Seule artisane à produire de la porcelaine fine au Canada, des pièces d'une blancheur translucide, Mme Bousquet espère maintenant accueillir des visiteurs dans son atelier et éventuellement, des groupes scolaires.
« La porcelaine est une grande méconnue au Québec. Ce que les gens connaissent, c'est la porcelaine de leurs grands-mères qui était assez brute et qui, naturellement, ne va pas au lave-vaisselle, indique Louise Bousquet qui a étudié les techniques industrielles de conception de la porcelaine fine, à Limoges, en 1997. Les Anglais, eux, vivent dans la porcelaine. Cela fait partie de leur culture, pas nous. »
De controverse à consécration
Louise Bousquet cumule plus de 30 ans d'expérience en poterie et dès ses premières années de métier, elle a voulu créer des pièces blanches, un peu à l'image de celles d'Eva Zeisel, une potière très reconnue devenue designer industrielle.
« Lorsque je suis arrivée avec de la poterie blanche dans les années 80, c'était presque controversé parce que personne ne connaissait cela. On me disait, ça y est, Bousquet se lance dans les cabinets de toilettes. »
Par chance, les temps ont bien changé!
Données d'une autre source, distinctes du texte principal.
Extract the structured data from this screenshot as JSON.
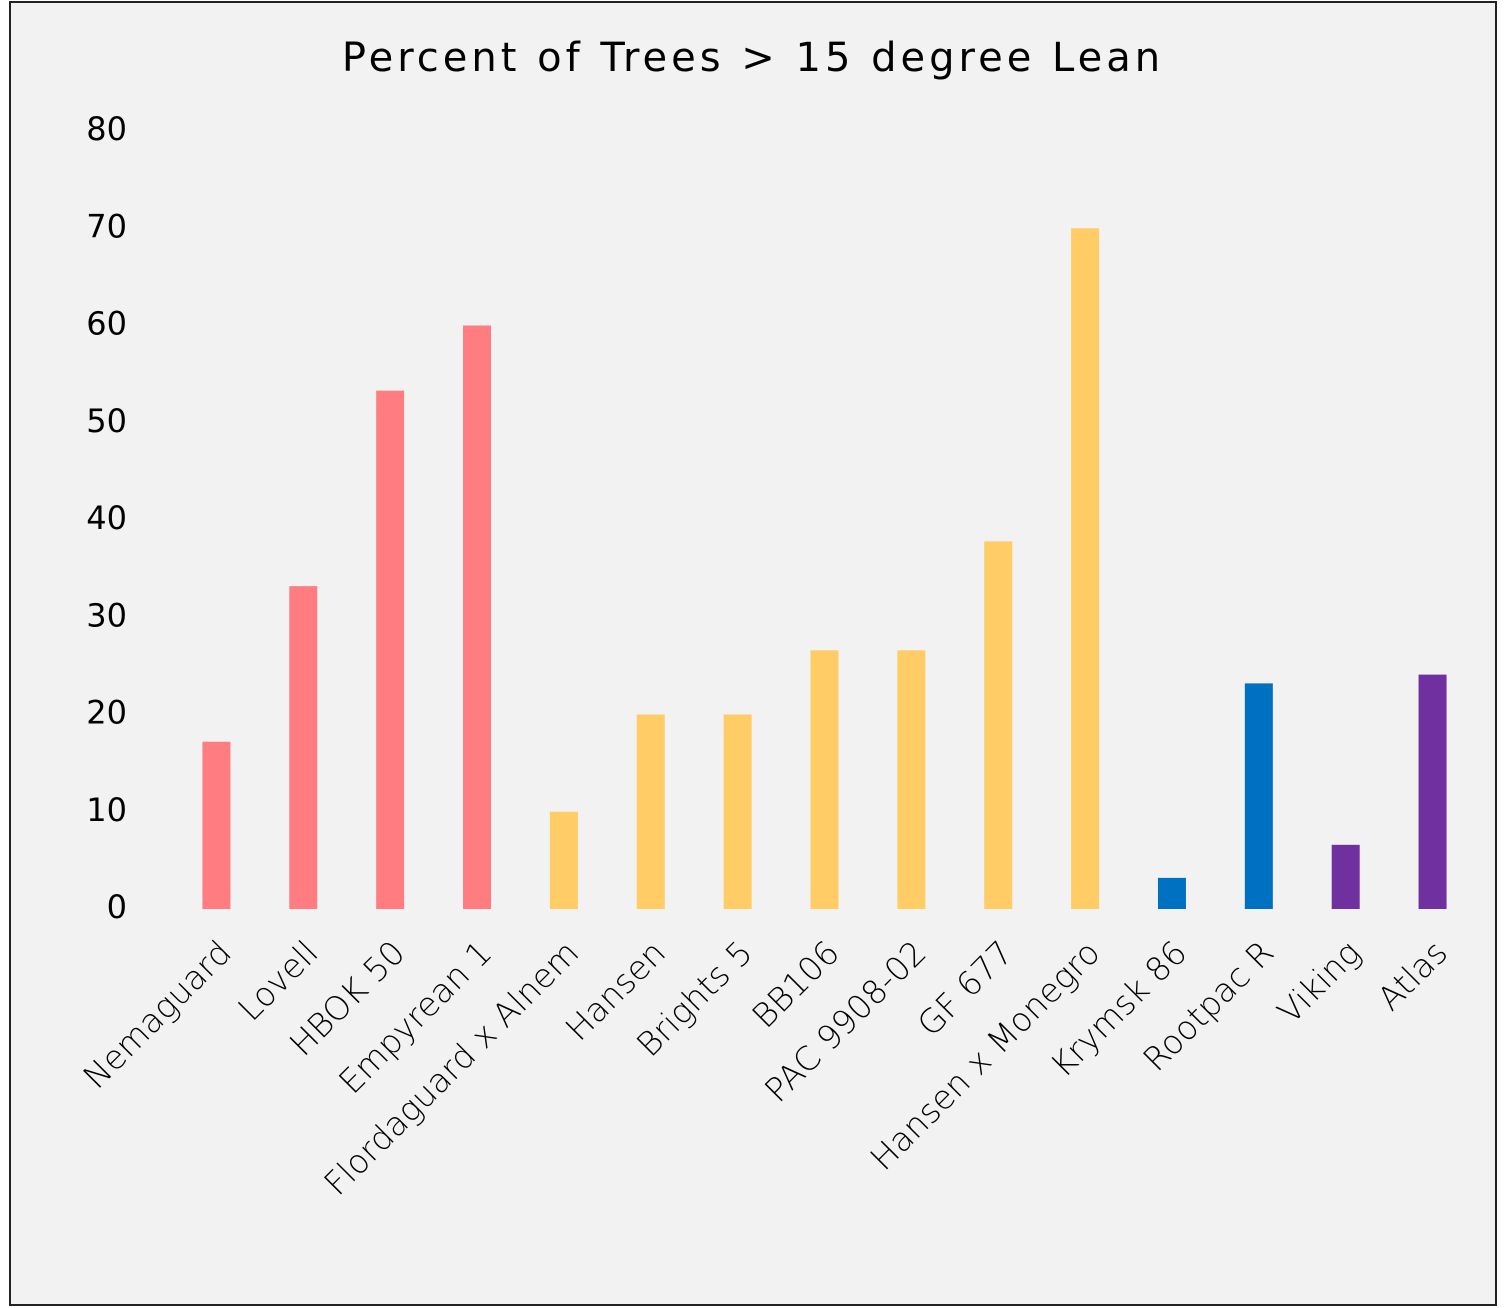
{
  "chart_data": {
    "type": "bar",
    "title": "Percent of Trees > 15 degree Lean",
    "categories": [
      "Nemaguard",
      "Lovell",
      "HBOK 50",
      "Empyrean 1",
      "Flordaguard x Alnem",
      "Hansen",
      "Brights 5",
      "BB106",
      "PAC 9908-02",
      "GF 677",
      "Hansen x Monegro",
      "Krymsk 86",
      "Rootpac R",
      "Viking",
      "Atlas"
    ],
    "values": [
      17.2,
      33.2,
      53.3,
      60,
      10,
      20,
      20,
      26.6,
      26.6,
      37.8,
      70,
      3.2,
      23.2,
      6.6,
      24.1
    ],
    "colors": [
      "#ff7c80",
      "#ff7c80",
      "#ff7c80",
      "#ff7c80",
      "#ffcc66",
      "#ffcc66",
      "#ffcc66",
      "#ffcc66",
      "#ffcc66",
      "#ffcc66",
      "#ffcc66",
      "#0070c0",
      "#0070c0",
      "#7030a0",
      "#7030a0"
    ],
    "ylim": [
      0,
      80
    ],
    "yticks": [
      0,
      10,
      20,
      30,
      40,
      50,
      60,
      70,
      80
    ],
    "grid": false
  }
}
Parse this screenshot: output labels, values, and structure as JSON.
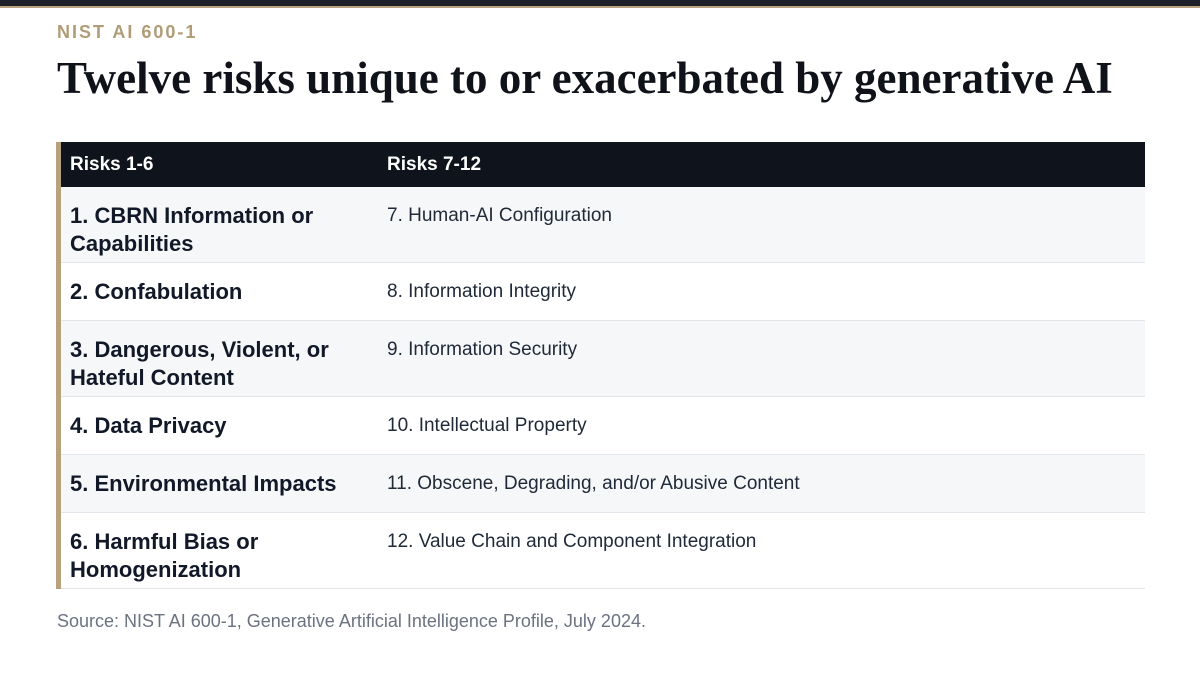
{
  "header": {
    "eyebrow": "NIST AI 600-1",
    "title": "Twelve risks unique to or exacerbated by generative AI"
  },
  "table": {
    "columns": [
      "Risks 1-6",
      "Risks 7-12"
    ],
    "rows": [
      {
        "left": "1. CBRN Information or Capabilities",
        "right": "7. Human-AI Configuration"
      },
      {
        "left": "2. Confabulation",
        "right": "8. Information Integrity"
      },
      {
        "left": "3. Dangerous, Violent, or Hateful Content",
        "right": "9. Information Security"
      },
      {
        "left": "4. Data Privacy",
        "right": "10. Intellectual Property"
      },
      {
        "left": "5. Environmental Impacts",
        "right": "11. Obscene, Degrading, and/or Abusive Content"
      },
      {
        "left": "6. Harmful Bias or Homogenization",
        "right": "12. Value Chain and Component Integration"
      }
    ]
  },
  "footer": {
    "source": "Source: NIST AI 600-1, Generative Artificial Intelligence Profile, July 2024."
  },
  "colors": {
    "accent": "#b8a27c",
    "header_bg": "#0f141c",
    "stripe": "#f5f7f9",
    "source_text": "#6b7280"
  }
}
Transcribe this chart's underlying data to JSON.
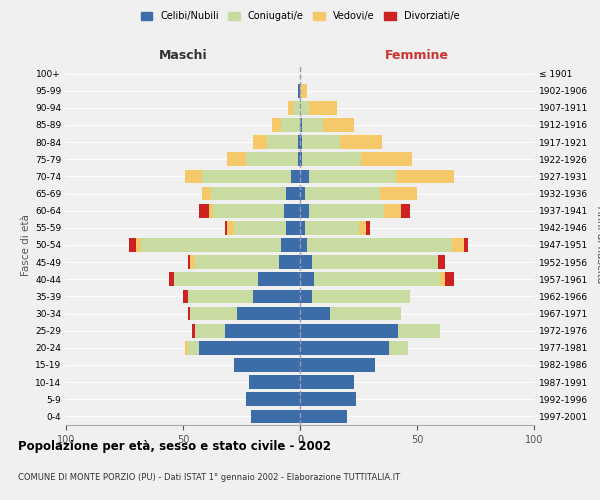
{
  "age_groups": [
    "0-4",
    "5-9",
    "10-14",
    "15-19",
    "20-24",
    "25-29",
    "30-34",
    "35-39",
    "40-44",
    "45-49",
    "50-54",
    "55-59",
    "60-64",
    "65-69",
    "70-74",
    "75-79",
    "80-84",
    "85-89",
    "90-94",
    "95-99",
    "100+"
  ],
  "birth_years": [
    "1997-2001",
    "1992-1996",
    "1987-1991",
    "1982-1986",
    "1977-1981",
    "1972-1976",
    "1967-1971",
    "1962-1966",
    "1957-1961",
    "1952-1956",
    "1947-1951",
    "1942-1946",
    "1937-1941",
    "1932-1936",
    "1927-1931",
    "1922-1926",
    "1917-1921",
    "1912-1916",
    "1907-1911",
    "1902-1906",
    "≤ 1901"
  ],
  "male": {
    "celibi": [
      21,
      23,
      22,
      28,
      43,
      32,
      27,
      20,
      18,
      9,
      8,
      6,
      7,
      6,
      4,
      1,
      1,
      0,
      0,
      1,
      0
    ],
    "coniugati": [
      0,
      0,
      0,
      0,
      5,
      13,
      20,
      28,
      36,
      36,
      60,
      22,
      30,
      32,
      38,
      22,
      13,
      8,
      3,
      0,
      0
    ],
    "vedovi": [
      0,
      0,
      0,
      0,
      1,
      0,
      0,
      0,
      0,
      2,
      2,
      3,
      2,
      4,
      7,
      8,
      6,
      4,
      2,
      0,
      0
    ],
    "divorziati": [
      0,
      0,
      0,
      0,
      0,
      1,
      1,
      2,
      2,
      1,
      3,
      1,
      4,
      0,
      0,
      0,
      0,
      0,
      0,
      0,
      0
    ]
  },
  "female": {
    "nubili": [
      20,
      24,
      23,
      32,
      38,
      42,
      13,
      5,
      6,
      5,
      3,
      2,
      4,
      2,
      4,
      1,
      1,
      1,
      0,
      0,
      0
    ],
    "coniugate": [
      0,
      0,
      0,
      0,
      8,
      18,
      30,
      42,
      54,
      54,
      62,
      23,
      32,
      32,
      37,
      25,
      16,
      9,
      4,
      0,
      0
    ],
    "vedove": [
      0,
      0,
      0,
      0,
      0,
      0,
      0,
      0,
      2,
      0,
      5,
      3,
      7,
      16,
      25,
      22,
      18,
      13,
      12,
      3,
      0
    ],
    "divorziate": [
      0,
      0,
      0,
      0,
      0,
      0,
      0,
      0,
      4,
      3,
      2,
      2,
      4,
      0,
      0,
      0,
      0,
      0,
      0,
      0,
      0
    ]
  },
  "colors": {
    "celibi": "#3d6da8",
    "coniugati": "#c8dba0",
    "vedovi": "#f5c86a",
    "divorziati": "#cc2222"
  },
  "title": "Popolazione per età, sesso e stato civile - 2002",
  "subtitle": "COMUNE DI MONTE PORZIO (PU) - Dati ISTAT 1° gennaio 2002 - Elaborazione TUTTITALIA.IT",
  "label_maschi": "Maschi",
  "label_femmine": "Femmine",
  "ylabel_left": "Fasce di età",
  "ylabel_right": "Anni di nascita",
  "xlim": 100,
  "bg_color": "#f0f0f0",
  "legend_labels": [
    "Celibi/Nubili",
    "Coniugati/e",
    "Vedovi/e",
    "Divorziati/e"
  ]
}
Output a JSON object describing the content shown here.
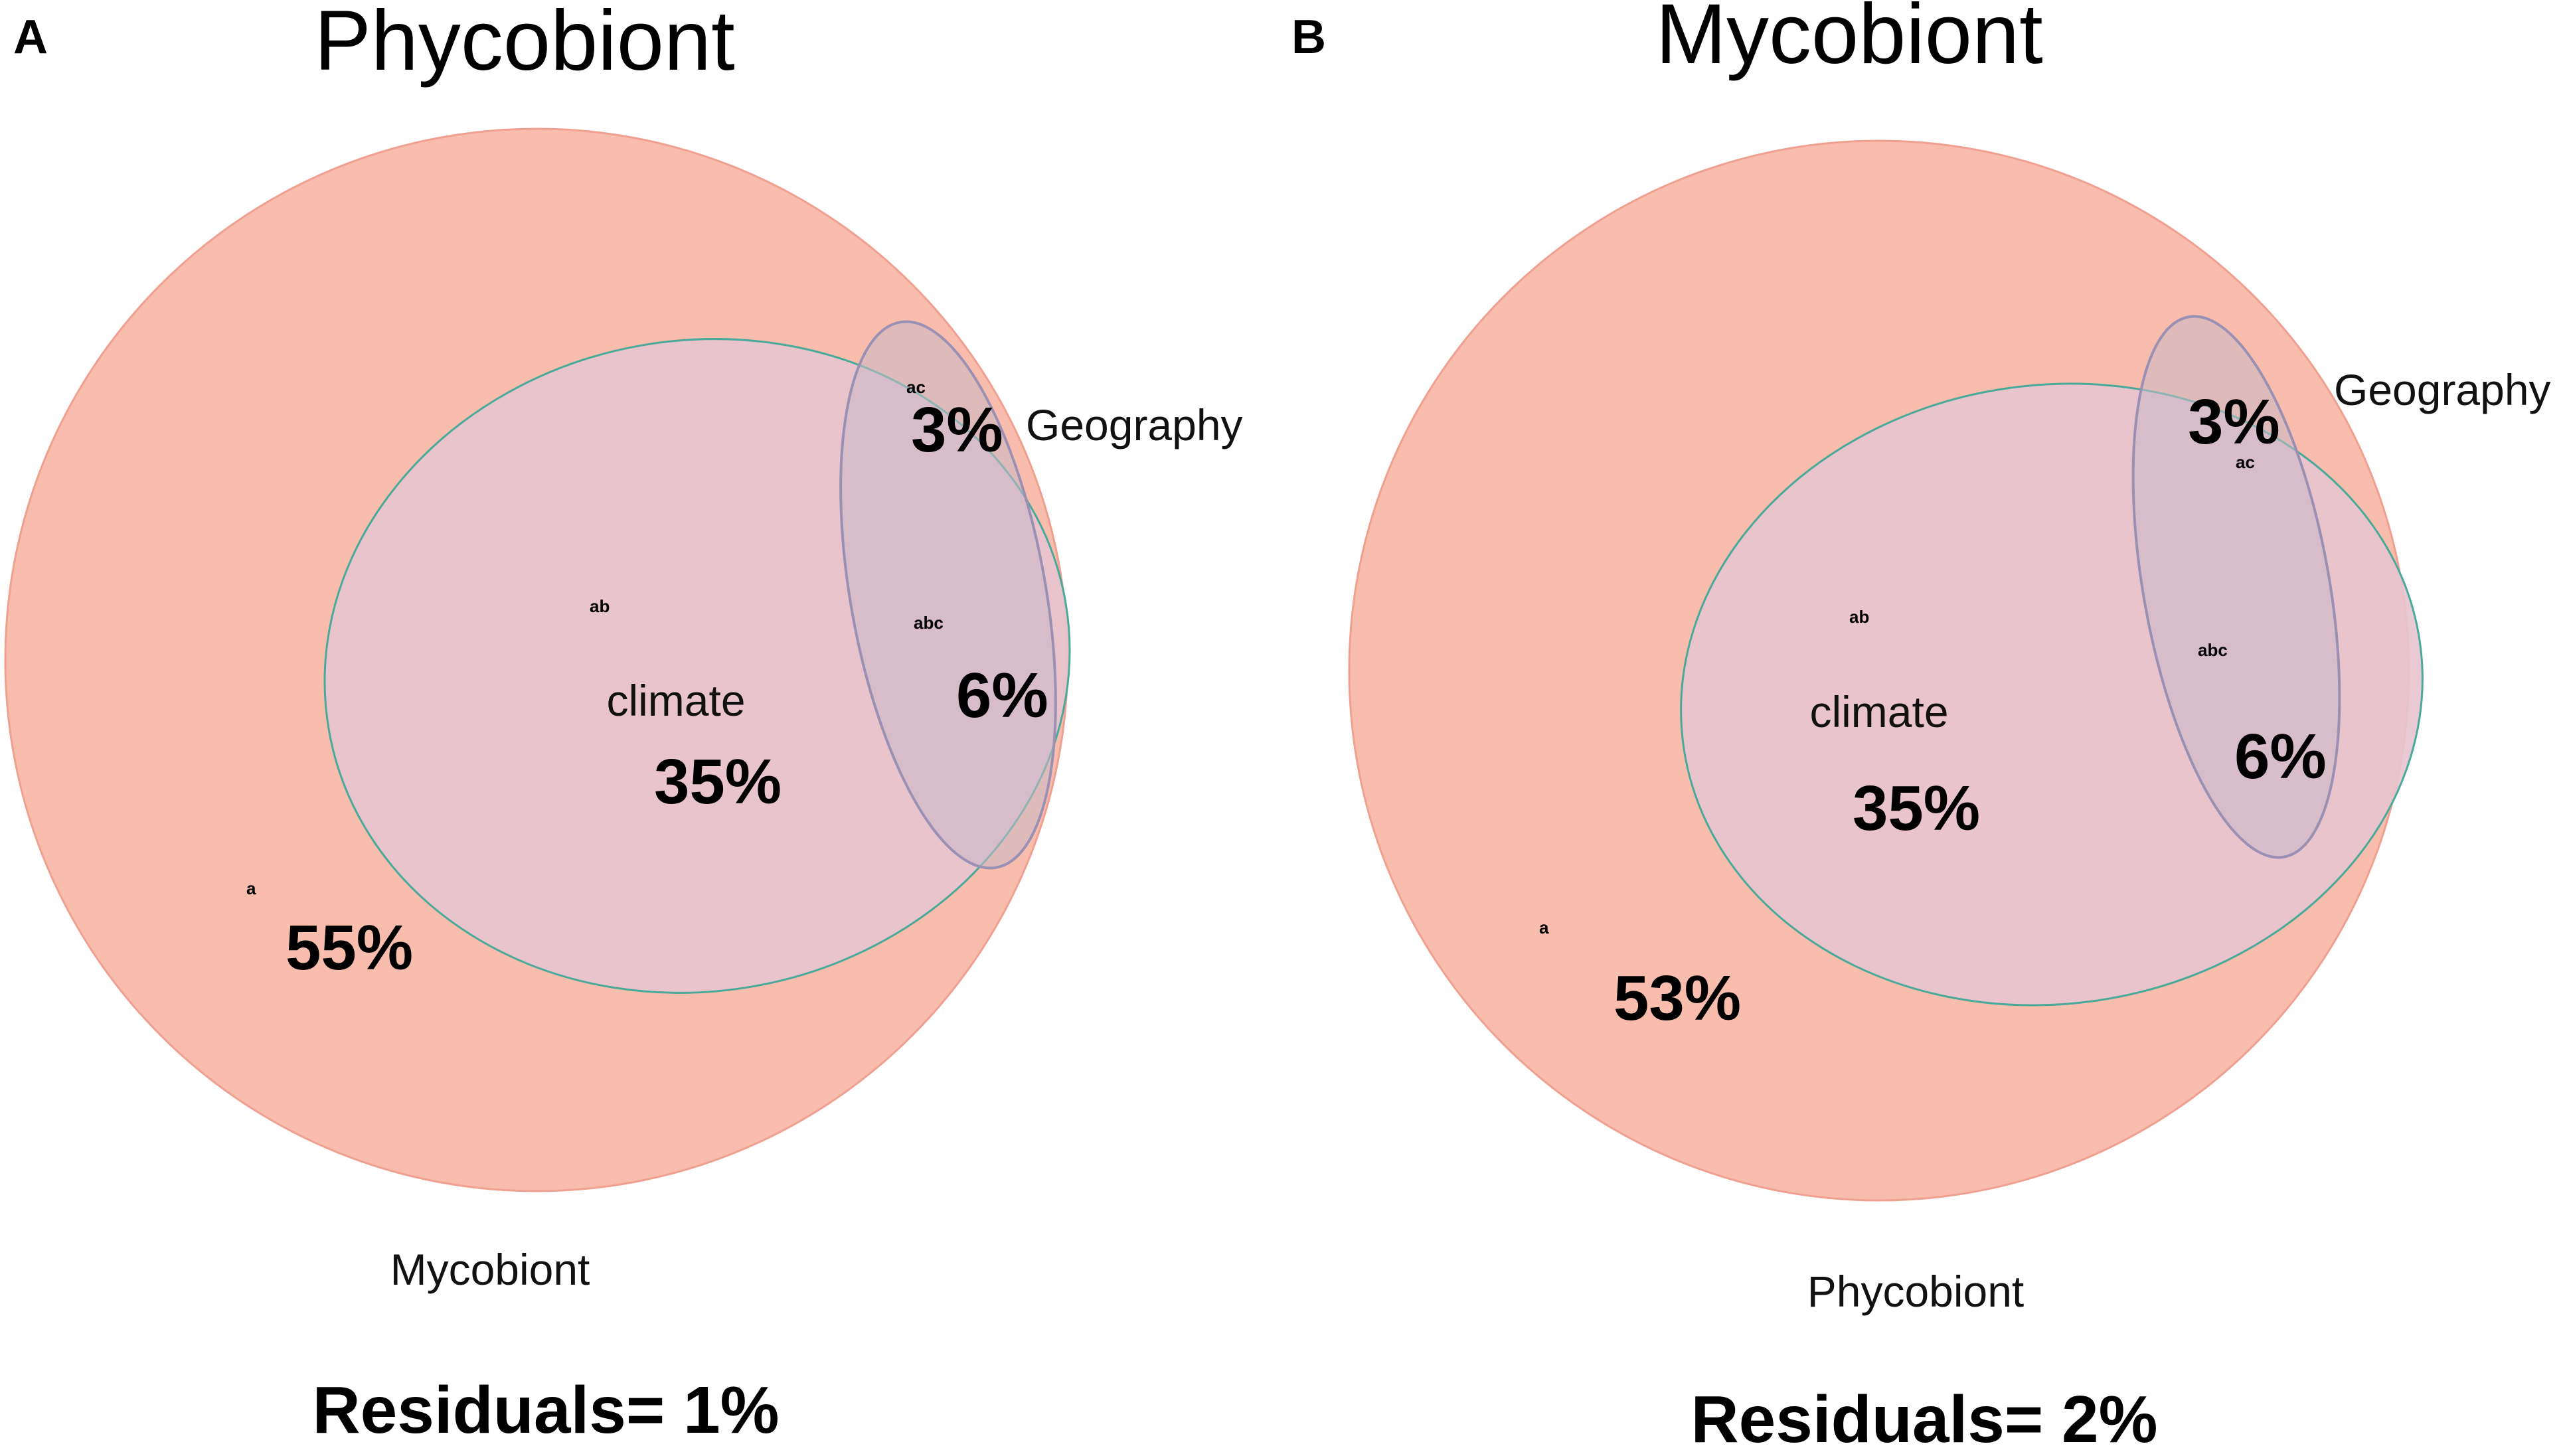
{
  "panels": [
    {
      "letter": "A",
      "title": "Phycobiont",
      "outer_label": "Mycobiont",
      "climate_label": "climate",
      "geography_label": "Geography",
      "region_a_tag": "a",
      "region_a_pct": "55%",
      "region_ab_tag": "ab",
      "region_ab_pct": "35%",
      "region_ac_tag": "ac",
      "region_ac_pct": "3%",
      "region_abc_tag": "abc",
      "region_abc_pct": "6%",
      "residuals": "Residuals= 1%"
    },
    {
      "letter": "B",
      "title": "Mycobiont",
      "outer_label": "Phycobiont",
      "climate_label": "climate",
      "geography_label": "Geography",
      "region_a_tag": "a",
      "region_a_pct": "53%",
      "region_ab_tag": "ab",
      "region_ab_pct": "35%",
      "region_ac_tag": "ac",
      "region_ac_pct": "3%",
      "region_abc_tag": "abc",
      "region_abc_pct": "6%",
      "residuals": "Residuals= 2%"
    }
  ],
  "colors": {
    "outer_fill": "#f9b9aa",
    "outer_stroke": "#f0a090",
    "climate_fill": "#e7c4cf",
    "climate_stroke": "#4aaa9a",
    "geo_fill": "#c8b8c6",
    "geo_stroke": "#9a90b4"
  }
}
En 2005, Porcelaines Bousquet a d'ailleurs remporté le premier prix du Interior Design Show de Toronto pour la meilleure collection de produits.
Certaines de ses pièces ont fait leur chemin jusqu'à la délégation du Québec à Paris, d'autres portent la marque intemporelle d'oeuvres de Riopelle.
Transmettre le savoir
Avec l'Économusée de la porcelaine, les visiteurs seront à même de découvrir l'atelier de Mme Bousquet (sur réservations de préférence), mais aussi, ils pourront en apprendre plus sur l'histoire de la porcelaine, de la chinoise à l'anglaise, grâce à une très belle collection de pièces anciennes.
Un centre de documentation, la présentation de pièces plus contemporaines et une boutique complètent le tout, dans un style très épuré, à l'image des porcelaines immaculées de Louise Bousquet.
D'ailleurs, cette dernière était particulièrement fière de nous présenter le travail d'une jeune designer, Véronique Paul, qui a pu utiliser son atelier pour concevoir son projet de fin d'étude intitulé La gamelle, un ensemble de plats polyvalents très utiles pour le célibataire d'aujourd'hui. « Transmettre son savoir, c'est aussi très important. Surtout que cela permet de voir le travail de la relève. C'est aussi ça le mandat de l'économusée », conclut Mme Bousquet.